At a recent imaging sensors conference Oren Rosenzweig, co-founder of Israeli lidar system maker Innoviz Technologies, said that the cost of today’s lidar sensors are prohibitive, and the performance is not good enough. Sounds like an honest man.
Rosenzweig believes that a lidar sensor needs to be able to detect objects 200 meters away, while also sensing small obstacles in the road at an angular resolution of around 0.1 x 0.1 degrees. Perhaps more importantly the cost has to be in the hundreds of dollars, not in the thousands.
Innoviz’s technology is a solid-state lidar sensor combining a MEMS scanner based on a micro-mirror designed by the company.

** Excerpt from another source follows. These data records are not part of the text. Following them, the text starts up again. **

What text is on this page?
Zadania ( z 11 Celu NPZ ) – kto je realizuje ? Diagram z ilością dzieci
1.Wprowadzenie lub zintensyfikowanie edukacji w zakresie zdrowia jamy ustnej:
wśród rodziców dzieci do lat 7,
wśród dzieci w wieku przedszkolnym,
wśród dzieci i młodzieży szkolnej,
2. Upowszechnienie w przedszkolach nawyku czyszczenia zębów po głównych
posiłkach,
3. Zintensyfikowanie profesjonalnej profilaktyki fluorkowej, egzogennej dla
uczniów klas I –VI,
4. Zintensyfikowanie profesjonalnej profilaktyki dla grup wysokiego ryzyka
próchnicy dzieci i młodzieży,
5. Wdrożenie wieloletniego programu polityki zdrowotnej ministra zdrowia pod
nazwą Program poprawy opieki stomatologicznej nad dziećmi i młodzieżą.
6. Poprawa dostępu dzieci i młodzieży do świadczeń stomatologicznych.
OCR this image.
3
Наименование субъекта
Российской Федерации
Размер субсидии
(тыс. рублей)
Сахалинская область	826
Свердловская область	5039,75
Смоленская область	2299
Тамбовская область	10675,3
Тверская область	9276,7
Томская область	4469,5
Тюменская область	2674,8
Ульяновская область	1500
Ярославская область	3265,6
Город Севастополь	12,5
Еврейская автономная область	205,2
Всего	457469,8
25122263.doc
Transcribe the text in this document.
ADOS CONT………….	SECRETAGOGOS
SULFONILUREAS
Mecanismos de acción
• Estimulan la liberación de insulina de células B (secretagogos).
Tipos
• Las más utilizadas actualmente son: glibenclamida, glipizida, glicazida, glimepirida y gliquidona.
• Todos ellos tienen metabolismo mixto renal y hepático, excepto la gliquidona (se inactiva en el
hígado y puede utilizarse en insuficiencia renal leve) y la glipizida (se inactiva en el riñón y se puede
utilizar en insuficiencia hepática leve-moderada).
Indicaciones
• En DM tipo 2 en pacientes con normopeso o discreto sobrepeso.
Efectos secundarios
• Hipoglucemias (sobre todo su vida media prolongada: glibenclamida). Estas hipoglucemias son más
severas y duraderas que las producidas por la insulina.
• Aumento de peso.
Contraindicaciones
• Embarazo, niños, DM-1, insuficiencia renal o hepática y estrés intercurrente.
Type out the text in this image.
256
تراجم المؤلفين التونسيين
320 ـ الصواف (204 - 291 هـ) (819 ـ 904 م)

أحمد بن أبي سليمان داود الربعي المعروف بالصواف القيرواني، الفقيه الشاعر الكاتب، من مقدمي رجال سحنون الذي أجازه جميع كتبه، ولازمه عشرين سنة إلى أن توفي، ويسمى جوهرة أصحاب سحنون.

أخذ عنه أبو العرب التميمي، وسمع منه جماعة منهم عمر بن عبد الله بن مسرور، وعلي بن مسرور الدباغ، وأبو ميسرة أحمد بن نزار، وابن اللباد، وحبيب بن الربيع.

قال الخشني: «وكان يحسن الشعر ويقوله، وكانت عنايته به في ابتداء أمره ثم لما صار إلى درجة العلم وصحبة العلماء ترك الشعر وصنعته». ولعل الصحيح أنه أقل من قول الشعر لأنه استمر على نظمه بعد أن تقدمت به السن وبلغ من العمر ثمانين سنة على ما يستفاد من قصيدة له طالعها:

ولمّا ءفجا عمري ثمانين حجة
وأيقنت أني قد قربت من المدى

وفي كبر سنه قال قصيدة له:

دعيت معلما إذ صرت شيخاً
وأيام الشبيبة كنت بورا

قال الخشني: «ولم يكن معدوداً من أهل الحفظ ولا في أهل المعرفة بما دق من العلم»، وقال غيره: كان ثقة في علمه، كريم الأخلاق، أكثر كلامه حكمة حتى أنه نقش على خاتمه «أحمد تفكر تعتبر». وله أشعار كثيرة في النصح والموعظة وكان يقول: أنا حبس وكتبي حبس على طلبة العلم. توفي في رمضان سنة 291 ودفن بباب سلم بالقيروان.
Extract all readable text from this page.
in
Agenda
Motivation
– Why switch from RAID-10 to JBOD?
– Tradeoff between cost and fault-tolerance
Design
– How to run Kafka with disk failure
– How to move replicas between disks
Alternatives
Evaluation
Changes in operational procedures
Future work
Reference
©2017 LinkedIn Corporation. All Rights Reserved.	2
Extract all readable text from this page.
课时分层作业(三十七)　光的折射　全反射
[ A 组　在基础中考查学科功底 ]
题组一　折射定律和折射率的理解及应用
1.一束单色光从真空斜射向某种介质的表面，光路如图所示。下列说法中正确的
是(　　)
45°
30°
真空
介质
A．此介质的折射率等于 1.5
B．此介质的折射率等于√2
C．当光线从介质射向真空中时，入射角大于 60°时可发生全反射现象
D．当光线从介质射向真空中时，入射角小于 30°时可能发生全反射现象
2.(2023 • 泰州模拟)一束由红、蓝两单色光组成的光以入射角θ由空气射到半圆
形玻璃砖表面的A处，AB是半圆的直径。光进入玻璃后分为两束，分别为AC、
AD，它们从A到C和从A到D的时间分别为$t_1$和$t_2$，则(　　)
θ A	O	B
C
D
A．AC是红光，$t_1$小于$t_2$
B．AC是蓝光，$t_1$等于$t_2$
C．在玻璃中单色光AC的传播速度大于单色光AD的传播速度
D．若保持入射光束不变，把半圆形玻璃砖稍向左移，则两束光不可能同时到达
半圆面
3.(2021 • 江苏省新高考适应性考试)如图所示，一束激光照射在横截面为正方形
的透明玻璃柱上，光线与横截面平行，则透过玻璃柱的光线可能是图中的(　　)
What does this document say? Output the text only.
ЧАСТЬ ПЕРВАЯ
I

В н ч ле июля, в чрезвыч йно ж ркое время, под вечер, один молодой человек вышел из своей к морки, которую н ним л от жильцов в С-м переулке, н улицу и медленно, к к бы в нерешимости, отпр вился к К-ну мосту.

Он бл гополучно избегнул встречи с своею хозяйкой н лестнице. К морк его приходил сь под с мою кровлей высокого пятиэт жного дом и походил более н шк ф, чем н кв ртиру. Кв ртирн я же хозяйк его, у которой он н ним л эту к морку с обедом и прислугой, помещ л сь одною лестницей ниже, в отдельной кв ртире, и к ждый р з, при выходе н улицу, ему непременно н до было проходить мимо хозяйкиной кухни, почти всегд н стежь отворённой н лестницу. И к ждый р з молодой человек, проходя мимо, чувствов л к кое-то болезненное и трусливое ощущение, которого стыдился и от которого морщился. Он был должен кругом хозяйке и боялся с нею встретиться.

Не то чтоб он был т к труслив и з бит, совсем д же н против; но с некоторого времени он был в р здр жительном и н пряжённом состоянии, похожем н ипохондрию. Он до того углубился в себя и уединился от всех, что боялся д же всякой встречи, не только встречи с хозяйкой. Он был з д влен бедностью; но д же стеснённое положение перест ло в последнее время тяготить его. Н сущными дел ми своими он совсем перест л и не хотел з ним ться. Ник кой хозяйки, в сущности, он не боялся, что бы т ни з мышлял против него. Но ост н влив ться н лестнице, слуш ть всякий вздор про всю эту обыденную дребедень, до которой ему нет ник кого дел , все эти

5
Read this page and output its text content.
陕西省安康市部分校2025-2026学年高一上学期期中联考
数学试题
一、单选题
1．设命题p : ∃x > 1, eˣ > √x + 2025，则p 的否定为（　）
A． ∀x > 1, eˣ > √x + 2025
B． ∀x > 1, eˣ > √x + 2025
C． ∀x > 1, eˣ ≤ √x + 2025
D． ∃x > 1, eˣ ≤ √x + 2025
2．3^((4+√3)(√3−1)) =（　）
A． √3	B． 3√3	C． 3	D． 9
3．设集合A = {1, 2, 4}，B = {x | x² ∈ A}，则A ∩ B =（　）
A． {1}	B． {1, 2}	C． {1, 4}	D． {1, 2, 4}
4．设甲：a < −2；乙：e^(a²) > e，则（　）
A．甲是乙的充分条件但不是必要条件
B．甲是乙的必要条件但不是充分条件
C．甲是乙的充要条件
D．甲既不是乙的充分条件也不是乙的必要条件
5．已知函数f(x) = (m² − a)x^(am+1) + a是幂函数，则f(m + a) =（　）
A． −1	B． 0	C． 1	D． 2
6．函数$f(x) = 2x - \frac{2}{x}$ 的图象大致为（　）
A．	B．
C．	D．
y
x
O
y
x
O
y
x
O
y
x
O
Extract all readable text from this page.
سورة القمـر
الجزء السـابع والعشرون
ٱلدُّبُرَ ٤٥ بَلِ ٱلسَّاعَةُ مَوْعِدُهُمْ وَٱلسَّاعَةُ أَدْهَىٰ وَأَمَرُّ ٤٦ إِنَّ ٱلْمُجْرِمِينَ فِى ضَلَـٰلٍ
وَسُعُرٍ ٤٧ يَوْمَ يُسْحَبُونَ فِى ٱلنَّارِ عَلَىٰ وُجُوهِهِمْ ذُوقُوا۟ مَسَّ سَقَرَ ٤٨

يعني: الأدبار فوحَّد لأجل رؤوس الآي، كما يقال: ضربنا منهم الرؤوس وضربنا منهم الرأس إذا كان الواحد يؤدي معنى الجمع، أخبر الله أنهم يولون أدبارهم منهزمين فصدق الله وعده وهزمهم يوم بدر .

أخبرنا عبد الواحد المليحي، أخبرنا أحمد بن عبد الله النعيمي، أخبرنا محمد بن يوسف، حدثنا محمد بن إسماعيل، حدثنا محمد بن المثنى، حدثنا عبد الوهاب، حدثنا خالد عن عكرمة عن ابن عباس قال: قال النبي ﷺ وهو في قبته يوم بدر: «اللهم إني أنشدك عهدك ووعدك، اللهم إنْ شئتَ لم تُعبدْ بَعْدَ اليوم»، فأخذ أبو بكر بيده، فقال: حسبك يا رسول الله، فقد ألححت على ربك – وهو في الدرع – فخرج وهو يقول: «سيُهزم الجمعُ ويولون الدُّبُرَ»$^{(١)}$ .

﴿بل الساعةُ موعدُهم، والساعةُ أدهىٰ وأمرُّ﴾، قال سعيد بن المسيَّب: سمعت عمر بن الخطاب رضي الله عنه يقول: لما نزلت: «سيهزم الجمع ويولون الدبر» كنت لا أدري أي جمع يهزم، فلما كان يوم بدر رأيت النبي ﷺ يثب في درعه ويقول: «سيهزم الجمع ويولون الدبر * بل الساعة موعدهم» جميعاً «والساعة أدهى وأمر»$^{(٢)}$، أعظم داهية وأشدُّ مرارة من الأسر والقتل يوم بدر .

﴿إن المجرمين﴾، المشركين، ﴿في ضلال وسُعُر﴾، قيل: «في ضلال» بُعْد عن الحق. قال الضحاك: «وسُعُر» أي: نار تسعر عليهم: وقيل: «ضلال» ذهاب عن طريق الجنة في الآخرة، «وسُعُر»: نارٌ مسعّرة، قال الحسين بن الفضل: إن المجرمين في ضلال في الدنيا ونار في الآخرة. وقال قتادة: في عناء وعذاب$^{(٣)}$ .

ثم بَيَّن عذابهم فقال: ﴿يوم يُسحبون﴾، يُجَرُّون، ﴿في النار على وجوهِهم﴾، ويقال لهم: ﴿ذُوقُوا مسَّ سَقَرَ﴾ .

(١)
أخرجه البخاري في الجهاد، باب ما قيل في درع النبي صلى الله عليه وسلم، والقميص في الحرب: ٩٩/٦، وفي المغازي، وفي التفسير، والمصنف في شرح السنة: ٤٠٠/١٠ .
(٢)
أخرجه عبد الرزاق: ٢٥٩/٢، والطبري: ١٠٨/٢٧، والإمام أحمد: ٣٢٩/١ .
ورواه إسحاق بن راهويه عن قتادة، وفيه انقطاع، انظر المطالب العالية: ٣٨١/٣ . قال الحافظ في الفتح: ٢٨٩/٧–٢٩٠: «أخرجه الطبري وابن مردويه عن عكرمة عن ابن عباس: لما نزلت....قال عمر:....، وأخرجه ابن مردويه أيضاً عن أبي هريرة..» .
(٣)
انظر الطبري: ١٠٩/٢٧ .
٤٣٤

The Innoviz One has a 250-metre detection range, an angular resolution of 0.1 x 0.1 degrees, a frame rate of 25fps, and a depth accuracy of 3cm. “The device is based on 905nm laser light; 1,550nm would cost too much for the lasers and detectors,” Rosenzweig said.
Now to Velodyne. “Our LiDAR sensor is capable of clearly imaging Elaine and her bicycle in this situation. However, our LiDAR doesn’t make the decision to put on the brakes or get out of her way,” said Marta Hall, who is the wife of David Hall, Velodyne’s CEO, founder and inventor of its spinning, multi-laser beam LiDAR units. “We don’t know what sensors were on the Uber car that evening, if they were working, or how they were being used.”
Even with a low cost, highly accurate lidar sensor, there will still be many issues to deal with. In the end the consumer will decide.